AGENTS Guide
This document explains how automated agents (e.g. Codex or Claude) should work in this repository. Follow these practices whenever you modify the codebase.
1. Required Checks
- Run `npm run lint` after making any changes and fix issues before committing.
- You may run `npm run build` to ensure the Next.js project compiles.
Commit Guidelines
- Use short, imperative commit messages.
- Separate unrelated changes into distinct commits.
2. Project Structure
- `app/` – Next.js pages and layouts
- `components/` – Reusable React components
- `lib/` – Helper libraries and utilities
- `hooks/` – Custom React hooks
- `types/` – Shared TypeScript types
- `public/` – Static assets
3. Coding Conventions
- Use TypeScript for all source files.
- Follow ESLint rules defined in `.eslintrc.json`.

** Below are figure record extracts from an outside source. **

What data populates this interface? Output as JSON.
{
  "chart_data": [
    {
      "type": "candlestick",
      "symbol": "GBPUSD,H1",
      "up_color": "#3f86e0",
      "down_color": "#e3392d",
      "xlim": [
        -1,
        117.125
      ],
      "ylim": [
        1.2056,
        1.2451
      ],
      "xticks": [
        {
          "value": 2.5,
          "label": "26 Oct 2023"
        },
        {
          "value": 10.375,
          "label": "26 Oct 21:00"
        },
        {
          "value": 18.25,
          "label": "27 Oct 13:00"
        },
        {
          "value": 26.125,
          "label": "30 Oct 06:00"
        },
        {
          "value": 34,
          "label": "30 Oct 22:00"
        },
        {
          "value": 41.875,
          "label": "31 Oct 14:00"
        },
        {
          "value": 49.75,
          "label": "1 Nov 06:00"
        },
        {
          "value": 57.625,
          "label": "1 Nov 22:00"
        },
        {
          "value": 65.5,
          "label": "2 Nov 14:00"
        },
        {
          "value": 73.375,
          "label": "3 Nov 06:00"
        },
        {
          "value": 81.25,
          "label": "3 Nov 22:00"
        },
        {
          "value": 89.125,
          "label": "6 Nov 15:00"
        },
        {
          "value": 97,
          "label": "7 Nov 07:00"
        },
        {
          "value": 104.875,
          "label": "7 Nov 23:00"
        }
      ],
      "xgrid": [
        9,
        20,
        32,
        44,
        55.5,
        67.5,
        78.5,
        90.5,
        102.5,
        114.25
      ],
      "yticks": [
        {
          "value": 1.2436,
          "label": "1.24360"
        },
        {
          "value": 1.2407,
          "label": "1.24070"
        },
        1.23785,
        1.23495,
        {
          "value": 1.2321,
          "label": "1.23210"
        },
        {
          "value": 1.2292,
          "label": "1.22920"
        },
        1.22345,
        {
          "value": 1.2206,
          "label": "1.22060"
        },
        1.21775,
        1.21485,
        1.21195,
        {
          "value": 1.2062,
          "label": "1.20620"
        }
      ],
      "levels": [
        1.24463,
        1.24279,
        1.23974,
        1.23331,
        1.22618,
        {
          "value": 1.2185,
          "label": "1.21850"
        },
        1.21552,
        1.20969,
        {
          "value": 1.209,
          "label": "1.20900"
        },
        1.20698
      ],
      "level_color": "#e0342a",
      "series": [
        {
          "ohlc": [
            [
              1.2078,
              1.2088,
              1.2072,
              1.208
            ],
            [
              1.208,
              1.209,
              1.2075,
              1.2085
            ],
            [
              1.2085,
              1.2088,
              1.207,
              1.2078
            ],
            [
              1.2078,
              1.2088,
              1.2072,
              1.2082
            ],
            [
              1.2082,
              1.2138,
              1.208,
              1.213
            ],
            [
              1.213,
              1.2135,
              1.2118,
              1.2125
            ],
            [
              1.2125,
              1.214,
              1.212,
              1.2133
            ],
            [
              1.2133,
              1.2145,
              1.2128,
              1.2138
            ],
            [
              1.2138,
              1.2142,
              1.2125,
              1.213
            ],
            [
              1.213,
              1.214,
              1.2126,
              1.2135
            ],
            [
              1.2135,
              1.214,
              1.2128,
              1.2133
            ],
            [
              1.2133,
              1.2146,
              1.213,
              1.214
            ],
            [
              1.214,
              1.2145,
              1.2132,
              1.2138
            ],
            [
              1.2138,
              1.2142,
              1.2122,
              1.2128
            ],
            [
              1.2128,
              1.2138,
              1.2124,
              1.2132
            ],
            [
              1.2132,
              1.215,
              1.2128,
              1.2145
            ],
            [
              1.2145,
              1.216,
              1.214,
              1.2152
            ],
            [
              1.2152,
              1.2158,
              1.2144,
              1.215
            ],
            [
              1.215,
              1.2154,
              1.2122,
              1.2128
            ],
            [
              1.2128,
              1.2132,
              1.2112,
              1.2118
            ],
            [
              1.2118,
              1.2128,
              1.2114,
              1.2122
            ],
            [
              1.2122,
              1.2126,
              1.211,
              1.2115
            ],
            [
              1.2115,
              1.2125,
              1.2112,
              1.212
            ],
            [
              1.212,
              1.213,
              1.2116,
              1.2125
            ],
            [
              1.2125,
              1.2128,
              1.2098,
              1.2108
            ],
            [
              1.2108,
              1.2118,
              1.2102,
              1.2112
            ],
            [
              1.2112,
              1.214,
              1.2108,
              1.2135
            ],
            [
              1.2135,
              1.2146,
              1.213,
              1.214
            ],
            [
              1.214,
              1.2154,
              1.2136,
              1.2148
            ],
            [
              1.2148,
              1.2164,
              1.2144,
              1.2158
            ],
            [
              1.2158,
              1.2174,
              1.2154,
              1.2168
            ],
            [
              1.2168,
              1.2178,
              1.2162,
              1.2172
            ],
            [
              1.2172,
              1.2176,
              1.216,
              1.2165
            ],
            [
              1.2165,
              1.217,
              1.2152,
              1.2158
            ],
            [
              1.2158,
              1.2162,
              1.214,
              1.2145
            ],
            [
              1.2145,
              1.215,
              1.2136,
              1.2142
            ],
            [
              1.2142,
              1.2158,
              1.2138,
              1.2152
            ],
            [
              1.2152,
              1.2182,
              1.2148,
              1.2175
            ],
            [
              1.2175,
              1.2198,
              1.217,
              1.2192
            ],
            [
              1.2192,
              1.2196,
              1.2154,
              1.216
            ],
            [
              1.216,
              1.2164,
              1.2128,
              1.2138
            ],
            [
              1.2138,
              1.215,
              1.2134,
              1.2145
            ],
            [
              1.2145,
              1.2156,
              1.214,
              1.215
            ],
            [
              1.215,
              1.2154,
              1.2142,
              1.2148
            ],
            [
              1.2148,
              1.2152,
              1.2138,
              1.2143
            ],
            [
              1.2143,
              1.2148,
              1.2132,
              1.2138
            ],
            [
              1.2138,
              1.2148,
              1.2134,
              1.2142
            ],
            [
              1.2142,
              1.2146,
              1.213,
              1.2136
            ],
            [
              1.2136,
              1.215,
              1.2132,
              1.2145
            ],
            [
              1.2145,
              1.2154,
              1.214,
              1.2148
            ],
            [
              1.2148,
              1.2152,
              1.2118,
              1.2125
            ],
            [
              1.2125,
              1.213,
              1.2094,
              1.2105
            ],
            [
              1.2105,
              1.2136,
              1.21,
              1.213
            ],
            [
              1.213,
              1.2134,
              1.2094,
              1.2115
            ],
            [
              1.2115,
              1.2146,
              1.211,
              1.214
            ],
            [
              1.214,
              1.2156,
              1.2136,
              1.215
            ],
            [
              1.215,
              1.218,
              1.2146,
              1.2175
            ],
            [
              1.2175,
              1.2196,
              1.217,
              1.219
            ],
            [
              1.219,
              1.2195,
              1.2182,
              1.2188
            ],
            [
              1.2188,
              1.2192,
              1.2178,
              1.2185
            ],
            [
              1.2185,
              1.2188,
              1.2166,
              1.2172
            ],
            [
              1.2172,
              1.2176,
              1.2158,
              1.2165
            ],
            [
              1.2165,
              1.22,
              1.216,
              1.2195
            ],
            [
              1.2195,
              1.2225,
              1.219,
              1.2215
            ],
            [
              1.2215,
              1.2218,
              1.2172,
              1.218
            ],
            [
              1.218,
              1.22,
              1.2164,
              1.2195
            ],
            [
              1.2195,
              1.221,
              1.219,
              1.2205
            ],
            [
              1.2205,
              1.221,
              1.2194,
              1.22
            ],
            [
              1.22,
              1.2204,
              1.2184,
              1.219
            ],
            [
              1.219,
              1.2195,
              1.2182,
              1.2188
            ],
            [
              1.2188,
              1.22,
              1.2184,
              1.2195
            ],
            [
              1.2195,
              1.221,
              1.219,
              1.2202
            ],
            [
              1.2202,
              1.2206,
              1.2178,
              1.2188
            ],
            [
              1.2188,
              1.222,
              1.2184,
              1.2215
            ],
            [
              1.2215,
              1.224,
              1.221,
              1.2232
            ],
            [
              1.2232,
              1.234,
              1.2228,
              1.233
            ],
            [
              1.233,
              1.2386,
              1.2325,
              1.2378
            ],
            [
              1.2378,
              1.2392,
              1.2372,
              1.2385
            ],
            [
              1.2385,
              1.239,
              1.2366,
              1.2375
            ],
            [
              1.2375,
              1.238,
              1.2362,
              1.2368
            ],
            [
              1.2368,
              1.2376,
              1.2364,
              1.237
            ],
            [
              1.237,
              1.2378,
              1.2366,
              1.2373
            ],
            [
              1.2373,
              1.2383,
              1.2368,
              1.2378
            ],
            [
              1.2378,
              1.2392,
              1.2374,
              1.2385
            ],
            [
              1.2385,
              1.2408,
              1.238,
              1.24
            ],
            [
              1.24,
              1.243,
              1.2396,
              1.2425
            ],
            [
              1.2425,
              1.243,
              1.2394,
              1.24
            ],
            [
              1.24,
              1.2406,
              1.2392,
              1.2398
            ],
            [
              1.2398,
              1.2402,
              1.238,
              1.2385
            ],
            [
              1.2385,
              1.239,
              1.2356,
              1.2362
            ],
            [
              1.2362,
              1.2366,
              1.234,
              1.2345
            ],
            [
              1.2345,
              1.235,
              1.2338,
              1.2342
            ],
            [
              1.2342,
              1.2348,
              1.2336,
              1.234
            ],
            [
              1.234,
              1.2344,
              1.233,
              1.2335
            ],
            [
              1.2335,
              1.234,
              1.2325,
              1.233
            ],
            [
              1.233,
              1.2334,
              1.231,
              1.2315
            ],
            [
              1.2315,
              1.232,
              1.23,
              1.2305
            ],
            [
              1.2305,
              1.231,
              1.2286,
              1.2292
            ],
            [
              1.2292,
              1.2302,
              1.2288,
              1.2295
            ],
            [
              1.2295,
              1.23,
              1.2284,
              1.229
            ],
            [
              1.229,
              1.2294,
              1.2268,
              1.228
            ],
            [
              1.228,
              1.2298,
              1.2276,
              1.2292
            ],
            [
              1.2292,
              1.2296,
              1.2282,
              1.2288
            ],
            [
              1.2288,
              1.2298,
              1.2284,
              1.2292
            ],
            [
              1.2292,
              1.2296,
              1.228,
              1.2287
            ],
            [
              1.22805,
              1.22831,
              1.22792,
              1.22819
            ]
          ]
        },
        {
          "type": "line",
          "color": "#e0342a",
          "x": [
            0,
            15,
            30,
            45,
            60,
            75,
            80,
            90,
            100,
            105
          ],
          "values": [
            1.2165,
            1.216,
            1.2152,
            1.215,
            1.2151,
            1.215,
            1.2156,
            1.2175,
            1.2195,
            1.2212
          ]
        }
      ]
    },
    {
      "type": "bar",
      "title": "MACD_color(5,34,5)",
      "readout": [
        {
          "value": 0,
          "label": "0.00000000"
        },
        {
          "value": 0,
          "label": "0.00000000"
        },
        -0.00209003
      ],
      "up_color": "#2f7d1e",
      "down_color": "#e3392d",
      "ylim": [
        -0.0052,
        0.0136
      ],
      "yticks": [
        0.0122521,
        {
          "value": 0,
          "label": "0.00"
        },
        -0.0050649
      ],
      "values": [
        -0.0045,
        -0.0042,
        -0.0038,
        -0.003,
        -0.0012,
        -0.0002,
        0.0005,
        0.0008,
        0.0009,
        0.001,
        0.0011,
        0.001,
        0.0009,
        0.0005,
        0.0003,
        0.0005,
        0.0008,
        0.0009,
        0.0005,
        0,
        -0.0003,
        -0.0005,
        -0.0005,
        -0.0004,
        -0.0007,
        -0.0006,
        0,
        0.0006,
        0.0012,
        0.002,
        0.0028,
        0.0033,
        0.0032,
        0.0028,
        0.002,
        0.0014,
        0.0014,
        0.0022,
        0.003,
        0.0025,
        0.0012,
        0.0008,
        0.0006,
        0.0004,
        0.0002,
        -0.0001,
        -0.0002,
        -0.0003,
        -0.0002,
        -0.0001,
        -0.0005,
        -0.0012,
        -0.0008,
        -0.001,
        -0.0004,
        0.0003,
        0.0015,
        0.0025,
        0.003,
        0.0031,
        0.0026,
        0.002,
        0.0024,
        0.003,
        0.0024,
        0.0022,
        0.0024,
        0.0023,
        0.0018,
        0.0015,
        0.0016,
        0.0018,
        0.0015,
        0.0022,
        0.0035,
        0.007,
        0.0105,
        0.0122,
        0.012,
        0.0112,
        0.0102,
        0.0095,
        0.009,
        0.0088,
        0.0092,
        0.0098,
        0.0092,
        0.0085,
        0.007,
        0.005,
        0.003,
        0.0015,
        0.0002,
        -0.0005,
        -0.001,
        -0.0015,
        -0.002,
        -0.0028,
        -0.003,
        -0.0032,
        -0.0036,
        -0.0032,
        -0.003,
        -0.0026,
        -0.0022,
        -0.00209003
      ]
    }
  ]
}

- Prefer functional React components and descriptive variable names.
- Place page components in `app/` and reusable pieces in `components/`.
4. Testing
- Install dependencies with `npm install` if needed.
- Run the development server via `npm run dev` during local testing.
- Execute `npm run lint` before each commit and ensure no errors remain.
- Optionally run `npm run build` to verify a production build succeeds.
5. Pull Request Guidelines
- Title format: `[Feature] Add user authentication` (short and descriptive).
- Summarize the changes in the PR body and reference related issues.
- Keep commits focused; avoid bundling unrelated modifications together.
6. Verification Steps
- `npm run lint` – Lint the codebase.
- `npm run build` – Build the project for production.
7. File Scope
Instructions in this file apply to the entire repository. Subdirectories may contain their own `AGENTS.md` files that override these rules for files within their scope.